Keith Urban, Brad Paisley: "Workin' " After The Flood


This appeared on GACTV.com - September 29, 2010

When the Grand Ole Opry House re-opened Tuesday night after Nashville’s historic May flood, the evening ended on a dazzling note with five guitar wizards — Keith Urban, Brad Paisley, Steve Wariner, Marty Stuart and Ricky Skaggs — tearing it up on a six-minute version of Merle Haggard’s “Workin’ Man Blues.”

Keith and Brad went off to the races in a flurry of chicken-pickin’ notes, Steve turned in some impressive vocal scatting over his solos, Ricky punctuated his final spotlight moment with jagged staccato rhythms, and Marty best replicated the jangly sound of Merle’s late-‘60s efforts.

The restoration of the Opry House was captured in a two-hour GAC special, Country Comes Home: An Opry Live Celebration, that saw many of the Opry members reminiscing about the ways in which the floods affected them.

Keith and Brad, of course, lost huge stashes of guitars that were kept at a storage facility near the Cumberland River. Those collections have — like the Opry House — been mostly restored, so you might think the instruments they used during the guitar jam had a symbolic water connection.

“Mine doesn’t,” Keith said.

“Mine,” Brad quipped, “was bought with insurance money!”

Sure, he can laugh now, but when the floods hit, the loss of equipment was devastating. Musicians bond with their guitars, many players even name them. Seeing a fleet of them wiped out created a reaction that was very much like the end of a relationship.
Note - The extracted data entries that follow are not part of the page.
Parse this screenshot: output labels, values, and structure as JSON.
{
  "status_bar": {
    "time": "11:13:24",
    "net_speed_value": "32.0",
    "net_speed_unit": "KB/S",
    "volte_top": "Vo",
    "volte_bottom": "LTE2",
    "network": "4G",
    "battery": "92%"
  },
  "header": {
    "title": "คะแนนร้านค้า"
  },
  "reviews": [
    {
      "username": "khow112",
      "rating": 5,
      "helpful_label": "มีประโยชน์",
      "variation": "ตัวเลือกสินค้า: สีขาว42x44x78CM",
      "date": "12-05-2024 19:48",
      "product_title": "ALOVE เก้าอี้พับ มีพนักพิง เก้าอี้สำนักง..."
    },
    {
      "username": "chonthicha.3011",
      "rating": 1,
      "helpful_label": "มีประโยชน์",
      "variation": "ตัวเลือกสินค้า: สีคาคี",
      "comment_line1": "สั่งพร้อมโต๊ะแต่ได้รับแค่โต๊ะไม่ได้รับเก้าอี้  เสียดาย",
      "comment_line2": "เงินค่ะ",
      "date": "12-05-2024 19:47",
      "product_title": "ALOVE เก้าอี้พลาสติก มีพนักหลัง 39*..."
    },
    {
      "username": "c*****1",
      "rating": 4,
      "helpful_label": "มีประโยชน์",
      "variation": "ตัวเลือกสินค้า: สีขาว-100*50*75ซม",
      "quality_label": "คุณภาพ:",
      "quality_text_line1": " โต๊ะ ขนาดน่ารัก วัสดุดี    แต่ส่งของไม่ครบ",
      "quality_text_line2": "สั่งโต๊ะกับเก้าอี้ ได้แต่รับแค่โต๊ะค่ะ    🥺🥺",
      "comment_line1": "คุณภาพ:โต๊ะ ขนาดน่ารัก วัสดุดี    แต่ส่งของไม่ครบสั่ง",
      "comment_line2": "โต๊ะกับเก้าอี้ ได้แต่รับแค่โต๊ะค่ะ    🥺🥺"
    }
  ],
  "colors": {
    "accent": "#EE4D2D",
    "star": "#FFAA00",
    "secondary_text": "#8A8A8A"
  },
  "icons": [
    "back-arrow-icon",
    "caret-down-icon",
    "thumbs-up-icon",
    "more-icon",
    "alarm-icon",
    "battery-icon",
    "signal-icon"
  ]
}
“We both experienced the same thing,” Keith said. “We pretty much lost everything. And the instincts were, everyone said ‘You must be on a buying frenzy.’”

Replacing the lost models wasn’t that easy.

“It’s a little like I couldn’t start dating straight away,” Keith insisted. “It’d be a bit disrespectful to my guitars.”

Brad is over his mourning period.

“Now,” he laughed, “I’m like the loosest girl in the high school!”

“It was devastating,” he added. “This is the thing: [there’s a] silver lining. The bad thing is there were a lot of guitars lost. But there were also a lot of banjos lost! There’s always a silver lining!”

He was, of course, joking. The fact is Brad’s been able to move forward — and to laugh at a not-so-distant tragedy — in the same way the Grand Ole Opry House has been rebuilt and even modernized.